The band engineering of 2D-hybridized PCN-Sb2MoO6-Bi2O3 nanomaterials with dual Z-scheme heterojunction for enhanced photocatalytic water splitting without sacrificial agents

Abstract

Bi₂O₃ has broad application prospects in the field of photocatalysts. However, inevitable effects from the inherent properties of weak absorption under the visible light and easy recombination of photo-generated electrons and holes within Bi₂O₃ have meaningfully restricted their applications in photocatalysis researches. In this study, 2D Sb₂MoO₆ and 2D polymeric carbon nitride (PCN) were designed as the Z-scheme heterojunction in the construction of 2D-hybridized PCN/Sb₂MoO₆/Bi₂O₃ dual Z-scheme structure.
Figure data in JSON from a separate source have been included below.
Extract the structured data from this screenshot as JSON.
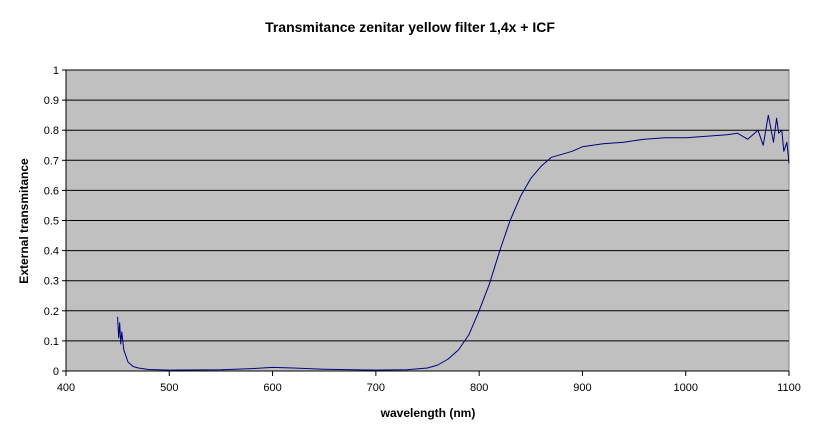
{
  "chart_data": {
    "type": "line",
    "title": "Transmitance zenitar yellow filter 1,4x + ICF",
    "xlabel": "wavelength (nm)",
    "ylabel": "External transmitance",
    "xlim": [
      400,
      1100
    ],
    "ylim": [
      0,
      1
    ],
    "x_ticks": [
      400,
      500,
      600,
      700,
      800,
      900,
      1000,
      1100
    ],
    "x_tick_labels": [
      "400",
      "500",
      "600",
      "700",
      "800",
      "900",
      "1000",
      "1100"
    ],
    "y_ticks": [
      0,
      0.1,
      0.2,
      0.3,
      0.4,
      0.5,
      0.6,
      0.7,
      0.8,
      0.9,
      1
    ],
    "y_tick_labels": [
      "0",
      "0.1",
      "0.2",
      "0.3",
      "0.4",
      "0.5",
      "0.6",
      "0.7",
      "0.8",
      "0.9",
      "1"
    ],
    "grid": "horizontal",
    "legend": "none",
    "plot_background": "#c0c0c0",
    "grid_color": "#000000",
    "series": [
      {
        "color": "#000080",
        "x": [
          450,
          451,
          452,
          453,
          454,
          456,
          458,
          460,
          465,
          470,
          480,
          500,
          550,
          580,
          600,
          620,
          650,
          700,
          730,
          750,
          760,
          770,
          780,
          790,
          800,
          810,
          820,
          830,
          840,
          850,
          860,
          870,
          880,
          890,
          900,
          920,
          940,
          960,
          980,
          1000,
          1020,
          1040,
          1050,
          1060,
          1070,
          1075,
          1080,
          1085,
          1088,
          1090,
          1093,
          1095,
          1098,
          1100
        ],
        "y": [
          0.18,
          0.11,
          0.16,
          0.09,
          0.13,
          0.07,
          0.05,
          0.03,
          0.015,
          0.01,
          0.005,
          0.003,
          0.004,
          0.008,
          0.012,
          0.01,
          0.006,
          0.003,
          0.004,
          0.01,
          0.02,
          0.04,
          0.07,
          0.12,
          0.2,
          0.29,
          0.4,
          0.5,
          0.58,
          0.64,
          0.68,
          0.71,
          0.72,
          0.73,
          0.745,
          0.755,
          0.76,
          0.77,
          0.775,
          0.775,
          0.78,
          0.785,
          0.79,
          0.77,
          0.8,
          0.75,
          0.85,
          0.76,
          0.84,
          0.79,
          0.8,
          0.73,
          0.76,
          0.69
        ]
      }
    ]
  }
}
The degradation rate and the efficiency of oxygen generation of the newly obtained specimen demonstrated an obviously large increase in comparison to the efficiency of Bi₂O₃ under visible-light condition. The remarkable photocatalytic activity of PCN/Sb₂MoO₆/Bi₂O₃ could be attributed to the promotion of visible-light absorption range and the effective separation of photo-generated carriers by the dual Z-scheme heterojunction, proved with DRS analysis and VASP calculation. The band structure of PCN/Sb₂MoO₆/Bi₂O₃ was built on experimental data and VASP theoretical calculation. A possible transfer path of charge carriers and the construction mechanism of the dual Z-scheme heterojunction were also proposed through this band structure. Our research provides a potential method to strengthen the visible-light absorption of photocatalytic materials with molybdate, illustrating the influences of heterojunctions in the enhancement of the separation of photo-generated carriers. It has a great guiding significance for the further analysis of photocatalytic water splitting oxygen evolution.